We must also consider the security of the reporting process. The Metrics server is already trusted, and applying "noise" there will allow us to minimize the overall amount of noise applied for the same level of differential privacy. However, if this is the only place noise is applied, a malicious node operator could capture the 'raw' statistics by reconfiguring their node to report to a server that doesn't sanitize (but perhaps forwards the report to the real server, avoiding suspicion). If each node applies some level of noise before the statistics ever leave the Tor process's memory, this class of attack is much harder, although not impossible (by modifying code or extracting raw statistics from process memory with a debugger).
There is at least one proposal [5] for distributed sanitization of a data set. It is Byzantine fault-tolerant and therefore _may_ be overkill for our purposes ... but we're talking about malicious node operators here, so maybe it isn't!
4. Specification
TBD
5. Compatibility
should be moot
6. Implementation
TBD
7. Performance and Scalability
minor overhead at each exit (and entry); additional load on Metrics; if reporting is via hidden service, additional load on the network
8. References
[1] "Shining Light in Dark Places: Understanding the Tor Network". McCoy, Bauer, Grunwald, Kohno, Sicker. PETS 2008. http://freehaven.net/anonbib/cache/mccoy-pet2008.pdf
[2] https://www.torproject.org/eff/tor-legal-faq.html.en
[3] "Differential Privacy for Statistics: What we Know and What we Want to Learn". Dwork and Smith. Journal of Privacy and Confidentiality, 2009. http://repository.cmu.edu/jpc/vol1/iss2/2/
[4] "Optimizing [Linear/Histogram] Counting Queries under Differential Privacy". Li, Hay, Rastogi, Miklau, McGregor. Principles of Database Systems, 2010. http://arxiv.org/abs/0912.4742
[5] "Our data, ourselves: Privacy via distributed noise generation". Dwork, Kenthapadi, McSherry, Mironov, Naor. EUROCRYPT 2006. http://www.truststc.org/pubs/101/ourDataOurselves.pdf
Hi,
On 18.03.2013 12:05, Zack Weinberg wrote:
- TCP port
- "Public suffix" + 1 domain component of destination (example.com, example.co.uk)

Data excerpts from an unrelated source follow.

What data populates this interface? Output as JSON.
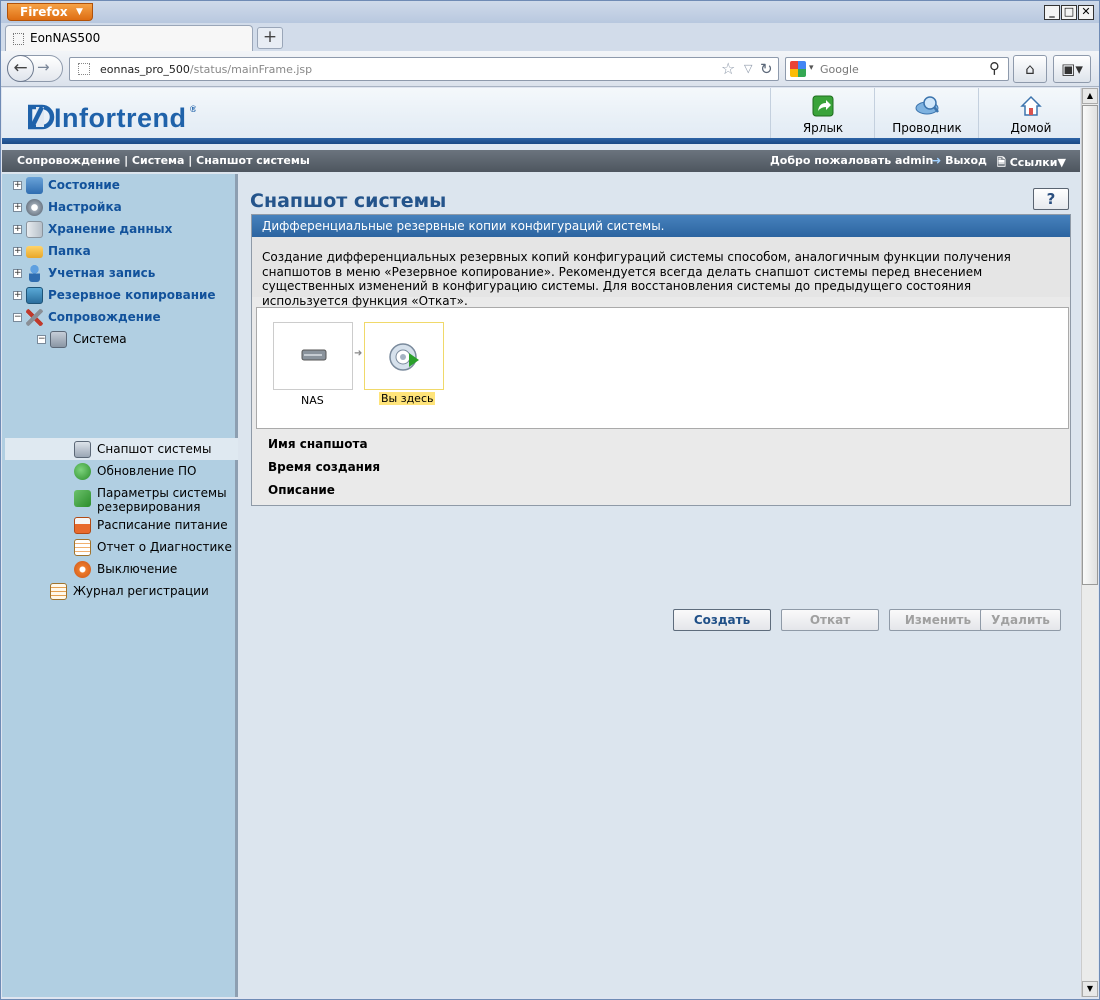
{
  "browser": {
    "menu_button": "Firefox",
    "tab_title": "EonNAS500",
    "url_host": "eonnas_pro_500",
    "url_path": "/status/mainFrame.jsp",
    "search_placeholder": "Google"
  },
  "header": {
    "logo": "Infortrend",
    "logo_mark": "®",
    "buttons": [
      {
        "label": "Ярлык",
        "icon": "shortcut-icon"
      },
      {
        "label": "Проводник",
        "icon": "explorer-icon"
      },
      {
        "label": "Домой",
        "icon": "home-icon"
      }
    ]
  },
  "topbar": {
    "breadcrumb": "Сопровождение | Система | Снапшот системы",
    "welcome": "Добро пожаловать admin",
    "logout": "Выход",
    "links": "Ссылки▼"
  },
  "sidebar": {
    "items": [
      {
        "label": "Состояние",
        "toggle": "+"
      },
      {
        "label": "Настройка",
        "toggle": "+"
      },
      {
        "label": "Хранение данных",
        "toggle": "+"
      },
      {
        "label": "Папка",
        "toggle": "+"
      },
      {
        "label": "Учетная запись",
        "toggle": "+"
      },
      {
        "label": "Резервное копирование",
        "toggle": "+"
      },
      {
        "label": "Сопровождение",
        "toggle": "−"
      }
    ],
    "system": {
      "label": "Система",
      "toggle": "−"
    },
    "system_children": [
      {
        "label": "Снапшот системы"
      },
      {
        "label": "Обновление ПО"
      },
      {
        "label": "Параметры системы резервирования"
      },
      {
        "label": "Расписание питание"
      },
      {
        "label": "Отчет о Диагностике"
      },
      {
        "label": "Выключение"
      }
    ],
    "log": {
      "label": "Журнал регистрации"
    }
  },
  "main": {
    "title": "Снапшот системы",
    "help": "?",
    "panel_header": "Дифференциальные резервные копии конфигураций системы.",
    "description": "Создание дифференциальных резервных копий конфигураций системы способом, аналогичным функции получения снапшотов в меню «Резервное копирование». Рекомендуется всегда делать снапшот системы перед внесением существенных изменений в конфигурацию системы. Для восстановления системы до предыдущего состояния используется функция «Откат».",
    "timeline": {
      "nas_label": "NAS",
      "here_label": "Вы здесь"
    },
    "fields": {
      "name": "Имя снапшота",
      "created": "Время создания",
      "description": "Описание"
    },
    "buttons": {
      "create": "Создать",
      "rollback": "Откат",
      "edit": "Изменить",
      "delete": "Удалить"
    }
  }
}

I am not sure I like this. Maybe we might want to limit it to popular destinations -- drop sites that only get few hits? And rougher access numbers (50 hits, 100, etc)?
-Moritz
On Monday, March 18, 2013, Moritz Bartl wrote:
On 18.03.2013 12:05, Zack Weinberg wrote:
- TCP port
- "Public suffix" + 1 domain component of destination (example.com, example.co.uk)
I am not sure I like this. Maybe we might want to limit it to popular destinations -- drop sites that only get few hits? And rougher access numbers (50 hits, 100, etc)?

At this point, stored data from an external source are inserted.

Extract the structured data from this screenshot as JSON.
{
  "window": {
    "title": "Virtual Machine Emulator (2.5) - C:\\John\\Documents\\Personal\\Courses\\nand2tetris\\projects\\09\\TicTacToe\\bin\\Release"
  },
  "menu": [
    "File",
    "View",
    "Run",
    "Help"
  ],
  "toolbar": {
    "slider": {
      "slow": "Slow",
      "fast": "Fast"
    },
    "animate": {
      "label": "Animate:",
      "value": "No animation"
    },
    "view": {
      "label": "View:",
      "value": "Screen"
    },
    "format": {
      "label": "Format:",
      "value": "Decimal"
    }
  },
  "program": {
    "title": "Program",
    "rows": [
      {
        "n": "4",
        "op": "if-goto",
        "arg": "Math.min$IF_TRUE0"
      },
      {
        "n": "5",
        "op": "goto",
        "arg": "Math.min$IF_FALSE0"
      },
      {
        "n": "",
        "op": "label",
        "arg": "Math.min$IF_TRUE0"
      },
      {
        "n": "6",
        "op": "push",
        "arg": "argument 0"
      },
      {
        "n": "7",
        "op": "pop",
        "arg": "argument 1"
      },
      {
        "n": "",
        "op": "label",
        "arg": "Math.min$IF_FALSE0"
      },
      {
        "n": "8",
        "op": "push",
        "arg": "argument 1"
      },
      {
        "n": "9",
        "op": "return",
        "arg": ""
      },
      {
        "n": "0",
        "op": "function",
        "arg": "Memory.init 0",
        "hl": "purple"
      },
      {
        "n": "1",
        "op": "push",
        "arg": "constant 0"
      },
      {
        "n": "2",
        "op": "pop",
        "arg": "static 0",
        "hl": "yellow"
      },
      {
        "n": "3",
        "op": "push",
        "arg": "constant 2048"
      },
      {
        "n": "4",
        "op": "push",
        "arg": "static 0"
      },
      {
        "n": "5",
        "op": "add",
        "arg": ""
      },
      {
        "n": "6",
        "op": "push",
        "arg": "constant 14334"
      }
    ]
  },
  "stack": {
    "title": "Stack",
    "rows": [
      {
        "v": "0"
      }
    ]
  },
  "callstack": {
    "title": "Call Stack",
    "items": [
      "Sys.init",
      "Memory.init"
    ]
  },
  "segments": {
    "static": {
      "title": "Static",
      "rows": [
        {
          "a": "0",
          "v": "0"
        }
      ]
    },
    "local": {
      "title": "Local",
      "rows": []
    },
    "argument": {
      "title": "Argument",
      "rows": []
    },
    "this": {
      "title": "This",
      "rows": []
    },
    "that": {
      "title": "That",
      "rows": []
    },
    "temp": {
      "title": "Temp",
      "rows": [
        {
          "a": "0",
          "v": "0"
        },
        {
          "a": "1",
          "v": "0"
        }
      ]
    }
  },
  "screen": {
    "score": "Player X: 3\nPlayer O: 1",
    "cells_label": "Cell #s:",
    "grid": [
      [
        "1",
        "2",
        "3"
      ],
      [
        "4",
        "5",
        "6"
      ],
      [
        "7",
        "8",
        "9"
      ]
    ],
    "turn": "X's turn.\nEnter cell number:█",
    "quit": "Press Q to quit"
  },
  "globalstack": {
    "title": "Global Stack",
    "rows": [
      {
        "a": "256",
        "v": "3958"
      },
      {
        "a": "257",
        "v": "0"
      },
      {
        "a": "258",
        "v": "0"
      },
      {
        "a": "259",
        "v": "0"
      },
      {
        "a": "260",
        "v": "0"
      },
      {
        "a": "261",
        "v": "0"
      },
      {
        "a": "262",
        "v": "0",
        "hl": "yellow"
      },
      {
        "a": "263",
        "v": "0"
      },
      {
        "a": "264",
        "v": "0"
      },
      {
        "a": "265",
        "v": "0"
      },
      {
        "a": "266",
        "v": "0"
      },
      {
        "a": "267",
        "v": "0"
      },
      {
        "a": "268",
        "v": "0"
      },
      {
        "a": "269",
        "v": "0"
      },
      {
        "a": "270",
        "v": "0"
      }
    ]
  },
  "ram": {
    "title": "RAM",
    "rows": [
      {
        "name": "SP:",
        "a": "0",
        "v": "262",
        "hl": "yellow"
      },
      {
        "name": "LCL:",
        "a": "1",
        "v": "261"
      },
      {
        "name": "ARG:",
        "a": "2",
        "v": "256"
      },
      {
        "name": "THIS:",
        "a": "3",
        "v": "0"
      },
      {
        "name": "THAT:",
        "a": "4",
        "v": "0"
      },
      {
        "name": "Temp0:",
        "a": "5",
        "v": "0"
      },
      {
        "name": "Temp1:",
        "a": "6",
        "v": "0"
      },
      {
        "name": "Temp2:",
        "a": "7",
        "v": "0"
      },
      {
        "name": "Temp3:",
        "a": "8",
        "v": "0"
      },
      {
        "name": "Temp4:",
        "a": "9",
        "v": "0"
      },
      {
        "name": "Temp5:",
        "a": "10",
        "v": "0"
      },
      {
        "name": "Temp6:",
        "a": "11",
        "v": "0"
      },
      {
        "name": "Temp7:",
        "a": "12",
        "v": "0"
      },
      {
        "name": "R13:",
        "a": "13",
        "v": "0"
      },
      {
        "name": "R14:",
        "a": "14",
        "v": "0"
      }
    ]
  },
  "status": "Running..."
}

The "differential privacy" sanitization algorithm discussed in the next section is in fact a more systematic and theoretically grounded way of doing just this. Sites that are rarely visited will have their true visit rate overwhelmed by the added noise, which can either add to or subtract from the number. Sites that are frequently visited will simply have their true visit count rendered uncertain.
I shall look into the possibility of adding completely fake visits to the statistics as well.